Наш человек на троне (Ежов) - страница 216

- А Вы…

- А вот моё имя не должно звучать нигде, и это категорическое требование.

Спустя неделю.

Пыхтящий от негодования Андрей принёс мне кипу газет, и отложил несколько из них рядом с основной кипой.

- Что-то любопытное, Андрей Ефимович?

- Очень синхронный залп в Вашу сторону, Пётр Николаевич.

- И кто на этот раз взял на себя функцию картечи?

- Граф Лев Николаевич Толстой.

- Знаю такого, как же не знать. Читал без удовольствия, но талант отрицать нельзя. Большая статья?

- Огромная, но важнейшее я очертил красным маркером.

Да-да! Маркеры, как и фломастеры давно запущены в производство и уже принесли в казну что-то около четырёх миллионов рублей. Так, что за газеты? Ага, «Русское слово», «Русские ведомости», «Телеграф», «Таймс», «Вся Москва», «Монд» и ещё десяток. Ага, статья одна во всех. Действительно, синхронный залп. Читаю только отмеченное, поскольку Толстой – писатель на любителя, как и Проханов в том, моём будущем.

Ладно, читаем:

«Что же касается самодержавия, то оно точно так же если и было свойственно русскому народу, когда народ этот еще верил, что царь – непогрешимый земной бог и сам один управляет народом, то далеко уже несвойственно ему теперь, когда все знают или, как только немного образовываются, узнают – во-первых, то, что хороший царь есть только «un heureux hasard», a что цари могут быть и бывали и изверги и безумцы, как Иоанн IV или Павел, а во-вторых, то, что, какой бы он ни был хороший, никак не может управлять сам 130-миллионным народом, а управляют народом приближенные царя, заботящиеся больше всего о своем положении, а не о благе народа…

Самодержавие есть форма правления отжившая, могущая соответствовать требованиям народа где-нибудь в центральной Африке, отделенной от всего мира, но не требованиям русского народа, который все более и более просвещается общим всему миру просвещением. И потому поддерживать эту форму правления и связанное с нею православие можно только, как это и делается теперь, посредством всякого насилия: усиленной охраны, административных ссылок, казней, религиозных гонений, запрещения книг, газет, извращения воспитания и вообще всякого рода дурных и жестоких дел.»

Ничего особенного, тупая либерастическая хрень, памятная мне с середины восьмидесятых двадцатого века. Впрочем, надо признать, что для конца девятнадцатого века весьма звучно.
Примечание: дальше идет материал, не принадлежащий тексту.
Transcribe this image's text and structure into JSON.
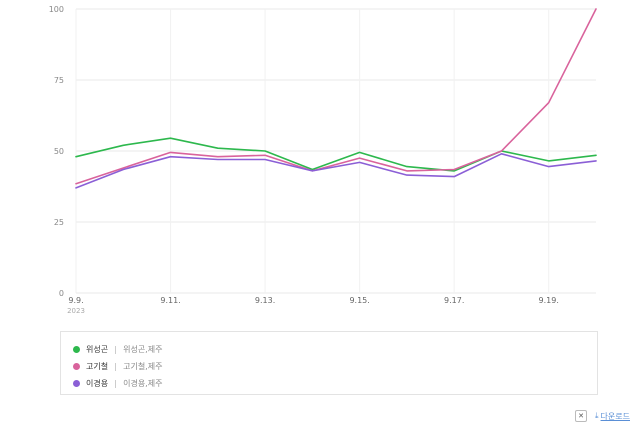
{
  "chart_data": {
    "type": "line",
    "x": [
      "9.9.",
      "9.10.",
      "9.11.",
      "9.12.",
      "9.13.",
      "9.14.",
      "9.15.",
      "9.16.",
      "9.17.",
      "9.18.",
      "9.19.",
      "9.20."
    ],
    "x_tick_labels": [
      "9.9.",
      "9.11.",
      "9.13.",
      "9.15.",
      "9.17.",
      "9.19."
    ],
    "x_year_label": "2023",
    "y_tick_labels": [
      "100",
      "75",
      "50",
      "25",
      "0"
    ],
    "ylim": [
      0,
      100
    ],
    "grid": true,
    "legend_position": "bottom",
    "series": [
      {
        "name": "위성곤",
        "color": "#2db84d",
        "values": [
          48,
          52,
          54.5,
          51,
          50,
          43.5,
          49.5,
          44.5,
          43,
          50,
          46.5,
          48.5
        ]
      },
      {
        "name": "고기철",
        "color": "#d9639c",
        "values": [
          38.5,
          44,
          49.5,
          48,
          48.5,
          43,
          47.5,
          43,
          43.5,
          50,
          67,
          100
        ]
      },
      {
        "name": "이경용",
        "color": "#8b5fd6",
        "values": [
          37,
          43.5,
          48,
          47,
          47,
          43,
          46,
          41.5,
          41,
          49,
          44.5,
          46.5
        ]
      }
    ]
  },
  "legend": [
    {
      "name": "위성곤",
      "terms": "위성곤,제주",
      "color": "#2db84d"
    },
    {
      "name": "고기철",
      "terms": "고기철,제주",
      "color": "#d9639c"
    },
    {
      "name": "이경용",
      "terms": "이경용,제주",
      "color": "#8b5fd6"
    }
  ],
  "footer": {
    "excel_icon_glyph": "✕",
    "download_icon_glyph": "⤓",
    "download_label": "다운로드"
  }
}
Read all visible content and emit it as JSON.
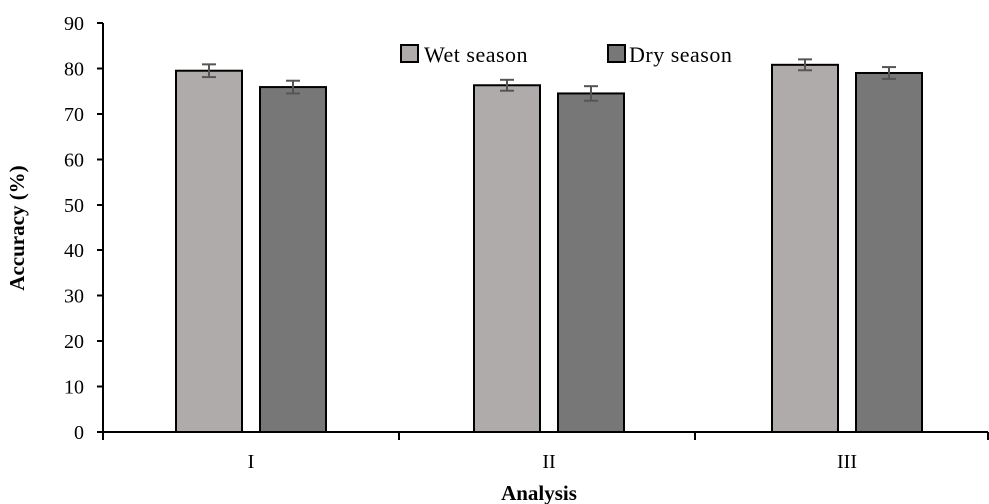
{
  "chart_data": {
    "type": "bar",
    "categories": [
      "I",
      "II",
      "III"
    ],
    "series": [
      {
        "name": "Wet season",
        "values": [
          79.5,
          76.3,
          80.8
        ],
        "errors": [
          1.4,
          1.2,
          1.2
        ],
        "color": "#b0abab"
      },
      {
        "name": "Dry season",
        "values": [
          75.9,
          74.5,
          79.0
        ],
        "errors": [
          1.4,
          1.6,
          1.3
        ],
        "color": "#777777"
      }
    ],
    "xlabel": "Analysis",
    "ylabel": "Accuracy (%)",
    "ylim": [
      0,
      90
    ],
    "yticks": [
      "0",
      "10",
      "20",
      "30",
      "40",
      "50",
      "60",
      "70",
      "80",
      "90"
    ],
    "grid": false,
    "legend_placement": "top-center",
    "error_bar_color": "#555555",
    "axis_color": "#000000"
  }
}
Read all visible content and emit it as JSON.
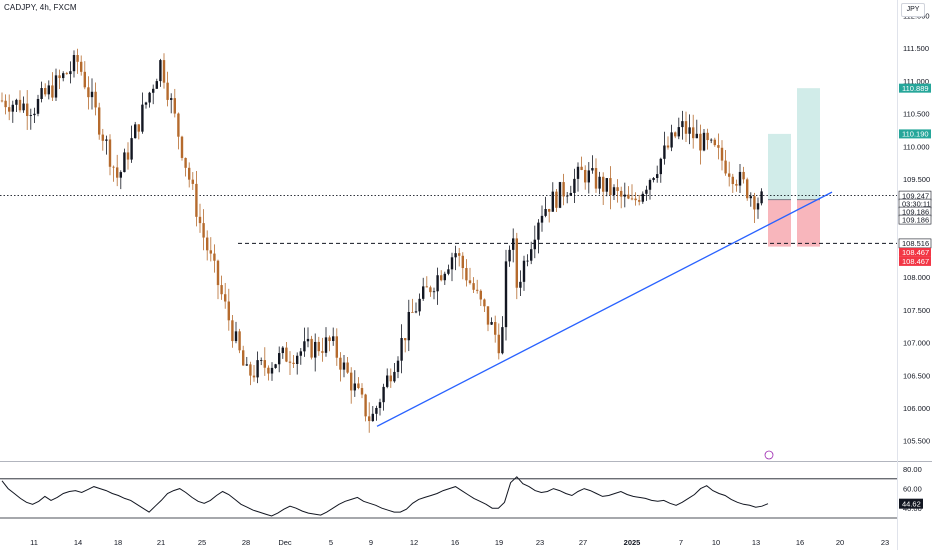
{
  "header": {
    "symbol_line": "CADJPY, 4h, FXCM",
    "currency": "JPY"
  },
  "colors": {
    "up_candle": "#131722",
    "down_candle": "#b56a2d",
    "trendline": "#2962ff",
    "tp_zone": "#b2dfdb",
    "sl_zone": "#f7a9b0",
    "tp_tag": "#26a69a",
    "sl_tag": "#f23645",
    "price_tag": "#131722",
    "rsi_line": "#131722",
    "grid": "#131722"
  },
  "chart_data": {
    "type": "candlestick",
    "symbol": "CADJPY",
    "timeframe": "4h",
    "source": "FXCM",
    "price_axis": {
      "ticks": [
        "112.000",
        "111.500",
        "111.000",
        "110.500",
        "110.000",
        "109.500",
        "109.000",
        "108.500",
        "108.000",
        "107.500",
        "107.000",
        "106.500",
        "106.000",
        "105.500"
      ],
      "ylim": [
        105.3,
        112.2
      ]
    },
    "time_axis": {
      "ticks": [
        "11",
        "14",
        "18",
        "21",
        "25",
        "28",
        "Dec",
        "5",
        "9",
        "12",
        "16",
        "19",
        "23",
        "27",
        "2025",
        "7",
        "10",
        "13",
        "16",
        "20",
        "23"
      ],
      "bold": [
        "2025"
      ]
    },
    "key_closes": [
      {
        "x": "11",
        "y": 110.6
      },
      {
        "x": "14",
        "y": 111.3
      },
      {
        "x": "18",
        "y": 109.5
      },
      {
        "x": "21",
        "y": 111.3
      },
      {
        "x": "25",
        "y": 108.7
      },
      {
        "x": "28",
        "y": 106.5
      },
      {
        "x": "Dec",
        "y": 106.8
      },
      {
        "x": "5",
        "y": 107.0
      },
      {
        "x": "9",
        "y": 105.8
      },
      {
        "x": "12",
        "y": 107.5
      },
      {
        "x": "16",
        "y": 108.4
      },
      {
        "x": "19",
        "y": 107.0
      },
      {
        "x": "23",
        "y": 109.0
      },
      {
        "x": "27",
        "y": 109.6
      },
      {
        "x": "2025",
        "y": 109.1
      },
      {
        "x": "7",
        "y": 110.3
      },
      {
        "x": "10",
        "y": 109.9
      },
      {
        "x": "13",
        "y": 109.18
      }
    ],
    "lines": {
      "current_price": 109.247,
      "support_level": 108.516,
      "trendline_from": {
        "x": "9",
        "y": 105.72
      },
      "trendline_to": {
        "x": "20",
        "y": 109.3
      }
    },
    "position": {
      "entry": 109.186,
      "take_profit_1": 110.19,
      "take_profit_2": 110.889,
      "stop_loss": 108.467
    },
    "price_tags": [
      {
        "value": "110.889",
        "style": "tp"
      },
      {
        "value": "110.190",
        "style": "tp"
      },
      {
        "value": "109.247",
        "style": "price"
      },
      {
        "value": "03:30:11",
        "style": "price"
      },
      {
        "value": "109.186",
        "style": "price"
      },
      {
        "value": "109.186",
        "style": "price"
      },
      {
        "value": "108.516",
        "style": "price"
      },
      {
        "value": "108.467",
        "style": "sl"
      },
      {
        "value": "108.467",
        "style": "sl"
      }
    ],
    "rsi": {
      "ticks": [
        "80.00",
        "60.00",
        "40.00"
      ],
      "ylim": [
        30,
        80
      ],
      "upper_band": 70,
      "lower_band": 30,
      "current": "44.62",
      "values": [
        68,
        60,
        55,
        50,
        46,
        44,
        47,
        52,
        48,
        51,
        55,
        57,
        58,
        56,
        59,
        62,
        60,
        58,
        55,
        53,
        50,
        48,
        44,
        40,
        36,
        42,
        48,
        55,
        58,
        60,
        56,
        51,
        47,
        45,
        48,
        53,
        57,
        54,
        49,
        44,
        41,
        38,
        36,
        34,
        32,
        35,
        39,
        42,
        40,
        37,
        35,
        34,
        33,
        36,
        40,
        44,
        47,
        49,
        51,
        47,
        45,
        43,
        40,
        38,
        36,
        36,
        39,
        45,
        49,
        51,
        53,
        55,
        58,
        60,
        62,
        58,
        54,
        50,
        47,
        44,
        40,
        40,
        46,
        66,
        72,
        65,
        62,
        58,
        56,
        57,
        60,
        58,
        55,
        53,
        57,
        60,
        58,
        55,
        52,
        53,
        55,
        57,
        54,
        52,
        51,
        50,
        48,
        47,
        48,
        45,
        43,
        46,
        50,
        54,
        60,
        63,
        58,
        55,
        53,
        49,
        46,
        44,
        43,
        41,
        42,
        44.62
      ]
    }
  }
}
Что там возмутило Андрея во втором отрывке? Читаю:

«Что станет с Россией? Россия? Что такое Россия? Где ее начало, где конец? Польша? Остзейский край? Кавказ со всеми своими народами? Казанские татары? Ферганская область? Амур? Всё это не только не Россия, но всё это чужие народы, желающие освобождения от того соединения, которое называется Россией. То, что эти народы считаются частью России, есть случайное, временное явление, обусловливаемое в прошедшем целым рядом исторических событий, преимущественно насилий, несправедливостей и жестокостей; в настоящем же соединение это держится только той властью, которая распространяется на эти народы.»